Nouria Hernandez: "L'université n'est pas un business" / L'actu en vidéo / 1 min. / le 13 septembre 2016

Nouria Hernandez convient que les universités sont obligées de regarder les résultats de ces rankings, mais les relativise. "Il y a 18'000 universités dans le monde, de ces universités il y en a à peu près 5000 qui font de la recherche, de ces 5000, il y en a à peu près 500 qui sont classées, je pense qu'il est important d'être dans les 250 premières universités et là on est tout à fait bien placé.

Moins de moyens cantonaux pour les Unis

L'écart avec les EPF est normal mais il faut veiller à ne pas délaisser les universités souligne Markus Zürcher, secrétaire général de l'Académie suisse des sciences humaines et sociales. Ce dernier constate que les cantons ont moins de moyens financiers pour leurs hautes écoles que la Confédération, qui se concentre sur les EPF. Mais "les 300 premières du classement sont de très bonnes universités", ajoute Markus Zürcher. Cela n'a rien à voir avec la qualité. C'est plutôt en lien avec la concurrence qui vient des nouvelles universités en Asie de l'Est."

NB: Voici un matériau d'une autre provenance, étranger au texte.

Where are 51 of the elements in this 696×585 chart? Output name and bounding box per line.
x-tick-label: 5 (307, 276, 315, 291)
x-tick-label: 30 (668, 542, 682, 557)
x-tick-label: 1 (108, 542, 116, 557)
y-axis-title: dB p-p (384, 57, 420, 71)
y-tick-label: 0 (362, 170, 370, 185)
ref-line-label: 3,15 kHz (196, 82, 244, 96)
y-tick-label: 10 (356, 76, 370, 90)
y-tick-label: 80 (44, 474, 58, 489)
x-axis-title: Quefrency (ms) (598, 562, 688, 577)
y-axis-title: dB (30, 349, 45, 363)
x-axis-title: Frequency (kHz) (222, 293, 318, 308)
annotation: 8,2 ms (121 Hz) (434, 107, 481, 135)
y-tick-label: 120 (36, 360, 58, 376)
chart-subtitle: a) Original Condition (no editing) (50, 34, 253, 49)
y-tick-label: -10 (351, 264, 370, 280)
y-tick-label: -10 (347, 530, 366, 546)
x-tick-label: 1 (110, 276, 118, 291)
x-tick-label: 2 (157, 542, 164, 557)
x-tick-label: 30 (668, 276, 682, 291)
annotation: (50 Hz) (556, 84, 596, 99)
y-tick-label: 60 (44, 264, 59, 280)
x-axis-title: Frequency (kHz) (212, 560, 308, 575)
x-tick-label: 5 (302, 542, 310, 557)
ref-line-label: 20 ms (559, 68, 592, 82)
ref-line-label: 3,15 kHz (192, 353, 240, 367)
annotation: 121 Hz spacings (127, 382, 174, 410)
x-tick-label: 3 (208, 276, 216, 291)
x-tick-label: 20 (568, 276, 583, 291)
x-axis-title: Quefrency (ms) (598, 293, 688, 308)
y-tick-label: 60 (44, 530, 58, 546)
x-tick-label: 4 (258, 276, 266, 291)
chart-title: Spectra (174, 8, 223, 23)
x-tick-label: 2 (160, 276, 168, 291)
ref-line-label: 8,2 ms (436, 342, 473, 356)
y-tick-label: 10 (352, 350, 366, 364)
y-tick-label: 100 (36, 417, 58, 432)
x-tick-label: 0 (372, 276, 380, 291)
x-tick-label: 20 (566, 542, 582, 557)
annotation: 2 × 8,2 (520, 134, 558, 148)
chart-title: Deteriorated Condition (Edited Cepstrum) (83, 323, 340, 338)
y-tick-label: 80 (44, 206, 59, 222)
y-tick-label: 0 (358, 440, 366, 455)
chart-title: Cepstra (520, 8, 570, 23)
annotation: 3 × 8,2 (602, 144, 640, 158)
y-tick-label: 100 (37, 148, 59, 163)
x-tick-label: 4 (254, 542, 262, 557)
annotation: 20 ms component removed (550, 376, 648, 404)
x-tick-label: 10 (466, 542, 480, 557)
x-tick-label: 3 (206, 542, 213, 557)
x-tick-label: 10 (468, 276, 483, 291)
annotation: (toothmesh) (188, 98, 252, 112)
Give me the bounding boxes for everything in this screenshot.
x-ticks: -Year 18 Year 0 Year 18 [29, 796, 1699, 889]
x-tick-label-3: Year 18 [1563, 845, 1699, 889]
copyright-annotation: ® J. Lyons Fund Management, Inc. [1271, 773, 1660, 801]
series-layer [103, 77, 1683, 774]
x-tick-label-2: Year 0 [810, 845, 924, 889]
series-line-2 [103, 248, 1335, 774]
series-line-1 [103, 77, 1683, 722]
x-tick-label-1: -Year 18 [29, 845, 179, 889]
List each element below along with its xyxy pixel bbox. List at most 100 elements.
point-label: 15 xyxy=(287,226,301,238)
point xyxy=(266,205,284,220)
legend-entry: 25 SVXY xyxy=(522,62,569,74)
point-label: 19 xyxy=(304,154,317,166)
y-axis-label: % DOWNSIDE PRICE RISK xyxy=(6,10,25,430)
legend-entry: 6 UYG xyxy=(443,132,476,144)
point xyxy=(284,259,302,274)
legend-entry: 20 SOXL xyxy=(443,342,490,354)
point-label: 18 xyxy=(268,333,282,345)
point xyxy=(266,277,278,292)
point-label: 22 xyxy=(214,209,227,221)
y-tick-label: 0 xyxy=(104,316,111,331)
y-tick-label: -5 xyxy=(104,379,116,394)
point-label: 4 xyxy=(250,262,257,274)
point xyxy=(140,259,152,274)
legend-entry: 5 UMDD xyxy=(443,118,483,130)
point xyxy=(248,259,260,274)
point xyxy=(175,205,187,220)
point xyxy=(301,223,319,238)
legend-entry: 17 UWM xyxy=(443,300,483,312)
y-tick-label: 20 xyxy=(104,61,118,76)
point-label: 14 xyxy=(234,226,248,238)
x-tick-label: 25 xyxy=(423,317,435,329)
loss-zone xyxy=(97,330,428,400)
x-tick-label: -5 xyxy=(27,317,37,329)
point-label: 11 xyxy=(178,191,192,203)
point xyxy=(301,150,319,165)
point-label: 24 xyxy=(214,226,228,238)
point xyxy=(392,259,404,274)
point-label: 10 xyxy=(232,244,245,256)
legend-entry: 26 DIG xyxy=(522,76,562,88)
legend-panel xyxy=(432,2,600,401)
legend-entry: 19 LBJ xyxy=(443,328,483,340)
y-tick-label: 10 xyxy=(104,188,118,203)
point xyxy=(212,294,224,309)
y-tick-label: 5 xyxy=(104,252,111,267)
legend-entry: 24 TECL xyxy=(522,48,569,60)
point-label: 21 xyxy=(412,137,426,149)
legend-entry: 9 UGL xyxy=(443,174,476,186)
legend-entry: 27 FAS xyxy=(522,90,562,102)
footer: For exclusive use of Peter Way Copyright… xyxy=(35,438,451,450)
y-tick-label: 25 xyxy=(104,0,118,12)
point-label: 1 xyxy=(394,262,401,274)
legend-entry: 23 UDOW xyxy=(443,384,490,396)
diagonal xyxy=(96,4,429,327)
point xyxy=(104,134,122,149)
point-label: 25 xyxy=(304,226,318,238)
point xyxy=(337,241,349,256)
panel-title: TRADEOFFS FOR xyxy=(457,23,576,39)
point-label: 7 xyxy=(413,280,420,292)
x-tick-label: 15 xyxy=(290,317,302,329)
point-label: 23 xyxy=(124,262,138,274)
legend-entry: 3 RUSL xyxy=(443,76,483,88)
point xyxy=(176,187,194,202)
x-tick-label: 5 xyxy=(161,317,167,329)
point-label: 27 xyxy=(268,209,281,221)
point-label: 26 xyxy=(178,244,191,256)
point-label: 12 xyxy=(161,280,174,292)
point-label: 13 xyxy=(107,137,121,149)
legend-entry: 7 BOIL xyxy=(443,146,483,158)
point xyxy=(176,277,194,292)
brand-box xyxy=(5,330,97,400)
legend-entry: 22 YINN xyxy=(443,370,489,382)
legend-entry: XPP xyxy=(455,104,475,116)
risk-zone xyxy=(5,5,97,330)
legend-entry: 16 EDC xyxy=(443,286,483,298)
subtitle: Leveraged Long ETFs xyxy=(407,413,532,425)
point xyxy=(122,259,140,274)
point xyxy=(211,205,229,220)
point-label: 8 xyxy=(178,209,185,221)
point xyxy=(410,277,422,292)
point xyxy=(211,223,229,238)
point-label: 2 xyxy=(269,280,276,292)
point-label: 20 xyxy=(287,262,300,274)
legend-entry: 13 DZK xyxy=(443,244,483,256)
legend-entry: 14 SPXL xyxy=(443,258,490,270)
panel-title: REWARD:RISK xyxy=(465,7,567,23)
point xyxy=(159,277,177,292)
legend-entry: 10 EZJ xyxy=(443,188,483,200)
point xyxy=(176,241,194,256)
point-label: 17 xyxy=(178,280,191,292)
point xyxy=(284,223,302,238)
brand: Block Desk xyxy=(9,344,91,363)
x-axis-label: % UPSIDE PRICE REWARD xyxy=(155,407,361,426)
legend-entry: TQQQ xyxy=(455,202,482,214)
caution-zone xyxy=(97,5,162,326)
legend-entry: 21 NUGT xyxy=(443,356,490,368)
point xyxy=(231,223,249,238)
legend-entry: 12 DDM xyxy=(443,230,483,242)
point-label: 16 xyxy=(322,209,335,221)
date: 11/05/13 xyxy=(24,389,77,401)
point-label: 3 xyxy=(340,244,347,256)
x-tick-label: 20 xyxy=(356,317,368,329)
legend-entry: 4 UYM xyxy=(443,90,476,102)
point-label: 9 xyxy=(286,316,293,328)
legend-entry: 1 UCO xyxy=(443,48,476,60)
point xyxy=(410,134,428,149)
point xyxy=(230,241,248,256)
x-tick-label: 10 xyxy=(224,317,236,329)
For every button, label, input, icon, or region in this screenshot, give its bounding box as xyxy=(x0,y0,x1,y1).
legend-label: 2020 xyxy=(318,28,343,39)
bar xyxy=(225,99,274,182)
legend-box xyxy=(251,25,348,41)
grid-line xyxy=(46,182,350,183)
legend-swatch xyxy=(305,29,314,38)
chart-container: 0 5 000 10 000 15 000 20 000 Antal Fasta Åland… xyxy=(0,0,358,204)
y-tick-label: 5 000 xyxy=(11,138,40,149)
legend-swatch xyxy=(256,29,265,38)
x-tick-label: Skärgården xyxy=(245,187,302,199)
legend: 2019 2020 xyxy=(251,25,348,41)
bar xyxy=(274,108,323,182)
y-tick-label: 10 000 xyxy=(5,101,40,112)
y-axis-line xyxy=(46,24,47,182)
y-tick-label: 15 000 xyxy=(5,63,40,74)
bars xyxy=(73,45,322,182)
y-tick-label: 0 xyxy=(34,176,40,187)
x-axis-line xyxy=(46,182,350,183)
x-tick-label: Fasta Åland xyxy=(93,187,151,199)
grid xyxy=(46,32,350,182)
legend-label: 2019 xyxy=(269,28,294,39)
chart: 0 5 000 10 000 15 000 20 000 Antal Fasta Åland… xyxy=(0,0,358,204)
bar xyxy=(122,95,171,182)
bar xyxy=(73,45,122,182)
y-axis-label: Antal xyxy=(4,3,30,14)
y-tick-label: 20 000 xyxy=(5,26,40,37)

Cette nouvelle concurrence ne tient pas compte des réalités politiques européennes. Or la place scientifique suisse met tout en oeuvre actuellement pour rester dans le programme de recherche européen Horizon 2020. Elle pourrait en être exclue si elle n'accepte pas la libre circulation des personnes étendue à la Croatie dans les six prochains mois. Et là aussi les classements jouent un rôle, surtout en termes d'image.

"On remarque dans les derniers rankings que les universités anglaises souffrent déjà un peu du Brexit" constate Antonio Loprieno, ancien recteur de l'Université de Bâle et ancien président de la Conférence des recteurs des universités suisses. Ce dernier insiste en conséquence sur l'importance pour la Suisse de maintenir sa participation aux programmes européens comme Horizon 2020.

Ne pas oublier l'enseignement de base

De l'avis de ces trois observateurs, il faut différencier - dans ce monde académique lui aussi globalisé - l'excellence (la recherche de pointe) et la qualité de l'enseignement de base, qui reste l'une des missions centrales des universités cantonales mais qui intéresse moins les auteurs des grands classements internationaux.